Honoring Mother’s Day on Sunday

by Petra Lessoing
86th Airlift Wing Public Affairs


Sunday is the day when children pamper their mothers. They make breakfast, give flowers, cards and gifts, and behave all day long. The second Sunday in May is Mother’s Day in almost every country in the world.

The history of Mother’s Day dates back to 1907, when Anne Jarvis from Philadelphia, exactly one year after her mother died, had the idea to choose a day to thank mothers all over the world for all their love and unselfish care. The idea became real one year later. The first city to honor Mother’s Day was Philadelphia on May 10, 1908.

Six years later, President Woodrow Wilson officially proclaimed the second Sunday in May as Mother’s Day.

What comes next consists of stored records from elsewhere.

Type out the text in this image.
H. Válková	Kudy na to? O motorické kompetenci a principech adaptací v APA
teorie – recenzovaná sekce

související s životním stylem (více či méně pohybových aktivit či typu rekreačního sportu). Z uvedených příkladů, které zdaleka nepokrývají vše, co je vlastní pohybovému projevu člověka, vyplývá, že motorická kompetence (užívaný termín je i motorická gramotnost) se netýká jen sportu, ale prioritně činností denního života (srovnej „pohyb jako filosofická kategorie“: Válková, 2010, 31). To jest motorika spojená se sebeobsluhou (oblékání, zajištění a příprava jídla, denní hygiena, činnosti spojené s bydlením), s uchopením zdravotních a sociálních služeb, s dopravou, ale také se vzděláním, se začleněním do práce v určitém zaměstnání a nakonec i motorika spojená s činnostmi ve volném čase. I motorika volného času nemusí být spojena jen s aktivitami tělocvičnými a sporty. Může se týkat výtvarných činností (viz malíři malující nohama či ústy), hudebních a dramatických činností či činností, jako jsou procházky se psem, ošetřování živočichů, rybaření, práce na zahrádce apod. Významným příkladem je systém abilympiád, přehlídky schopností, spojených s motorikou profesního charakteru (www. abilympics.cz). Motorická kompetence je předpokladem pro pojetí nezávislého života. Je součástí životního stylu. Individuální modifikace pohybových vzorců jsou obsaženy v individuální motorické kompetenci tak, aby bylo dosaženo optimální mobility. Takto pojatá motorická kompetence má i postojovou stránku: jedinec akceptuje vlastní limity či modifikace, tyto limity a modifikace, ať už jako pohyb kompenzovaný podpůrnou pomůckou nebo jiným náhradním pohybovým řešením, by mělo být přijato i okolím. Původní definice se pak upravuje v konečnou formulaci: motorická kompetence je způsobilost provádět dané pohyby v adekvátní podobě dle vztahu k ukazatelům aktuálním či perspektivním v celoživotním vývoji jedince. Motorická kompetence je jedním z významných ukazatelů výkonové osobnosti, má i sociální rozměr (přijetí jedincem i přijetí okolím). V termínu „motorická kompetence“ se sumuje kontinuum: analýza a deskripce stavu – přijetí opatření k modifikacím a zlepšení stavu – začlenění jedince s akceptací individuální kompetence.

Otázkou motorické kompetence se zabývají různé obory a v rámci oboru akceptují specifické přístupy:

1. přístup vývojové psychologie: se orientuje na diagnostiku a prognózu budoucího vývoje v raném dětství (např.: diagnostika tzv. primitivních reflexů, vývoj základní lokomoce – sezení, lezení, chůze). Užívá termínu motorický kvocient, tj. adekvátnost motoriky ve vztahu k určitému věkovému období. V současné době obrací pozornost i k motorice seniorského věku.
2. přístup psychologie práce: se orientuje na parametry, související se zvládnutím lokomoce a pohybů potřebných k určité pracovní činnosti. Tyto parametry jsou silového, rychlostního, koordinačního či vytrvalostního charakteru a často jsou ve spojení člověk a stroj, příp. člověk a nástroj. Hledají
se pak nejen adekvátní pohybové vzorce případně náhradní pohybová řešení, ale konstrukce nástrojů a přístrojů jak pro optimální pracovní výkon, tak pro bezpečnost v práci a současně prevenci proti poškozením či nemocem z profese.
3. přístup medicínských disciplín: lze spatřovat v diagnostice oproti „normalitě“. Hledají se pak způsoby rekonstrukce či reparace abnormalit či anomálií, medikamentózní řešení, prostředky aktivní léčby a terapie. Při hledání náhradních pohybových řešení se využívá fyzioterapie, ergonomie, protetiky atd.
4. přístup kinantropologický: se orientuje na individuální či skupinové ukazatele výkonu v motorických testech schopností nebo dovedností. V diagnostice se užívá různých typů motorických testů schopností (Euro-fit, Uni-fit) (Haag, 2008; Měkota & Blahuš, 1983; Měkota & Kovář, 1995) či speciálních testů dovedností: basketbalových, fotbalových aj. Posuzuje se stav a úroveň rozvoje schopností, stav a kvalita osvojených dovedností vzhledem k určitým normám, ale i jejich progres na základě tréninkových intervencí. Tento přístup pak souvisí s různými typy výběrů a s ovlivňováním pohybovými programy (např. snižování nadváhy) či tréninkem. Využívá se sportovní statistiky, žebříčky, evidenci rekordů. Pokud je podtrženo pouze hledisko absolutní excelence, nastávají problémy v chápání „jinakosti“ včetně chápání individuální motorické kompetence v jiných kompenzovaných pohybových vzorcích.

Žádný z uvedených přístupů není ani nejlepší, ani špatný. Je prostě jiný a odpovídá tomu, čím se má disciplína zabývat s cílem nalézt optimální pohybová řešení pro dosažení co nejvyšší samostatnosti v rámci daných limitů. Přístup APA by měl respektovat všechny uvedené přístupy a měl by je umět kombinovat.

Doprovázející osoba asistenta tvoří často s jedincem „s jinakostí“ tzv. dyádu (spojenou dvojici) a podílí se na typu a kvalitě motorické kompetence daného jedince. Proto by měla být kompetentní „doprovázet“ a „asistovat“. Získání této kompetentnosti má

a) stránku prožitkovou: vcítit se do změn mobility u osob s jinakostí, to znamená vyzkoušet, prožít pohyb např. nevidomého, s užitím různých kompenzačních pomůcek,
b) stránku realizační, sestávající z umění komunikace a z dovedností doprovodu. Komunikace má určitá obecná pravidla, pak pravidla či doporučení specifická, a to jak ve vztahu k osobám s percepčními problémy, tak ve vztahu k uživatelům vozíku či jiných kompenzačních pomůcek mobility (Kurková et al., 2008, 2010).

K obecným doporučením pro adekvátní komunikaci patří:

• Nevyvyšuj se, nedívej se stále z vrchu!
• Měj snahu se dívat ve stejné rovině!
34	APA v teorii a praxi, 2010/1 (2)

In the following years, Mother’s Day became popular in India, China, Mexico, Scandinavia, England and Switzerland. The first Mother’s Day in Germany was celebrated in 1933. In the initial years in Germany, mothers were not honored for their devoted work but rewarded for the many children they had. In 1938, Adolf Hitler awarded mothers with the “mother’s cross” to honor their outstanding help against low birth rates and death. Each year in August, on the birthday of Hitler’s mother, he gave the bronze medal to mothers with four children, the silver medal to mothers with six and the gold medal to mothers with eight children.

After the war, it took a while until Germans started celebrating Mother’s Day again. People still had terrible memories of the past, as well as the current miserable situation on their minds; they didn’t feel like calling special attention to something that should be normal and taken for granted.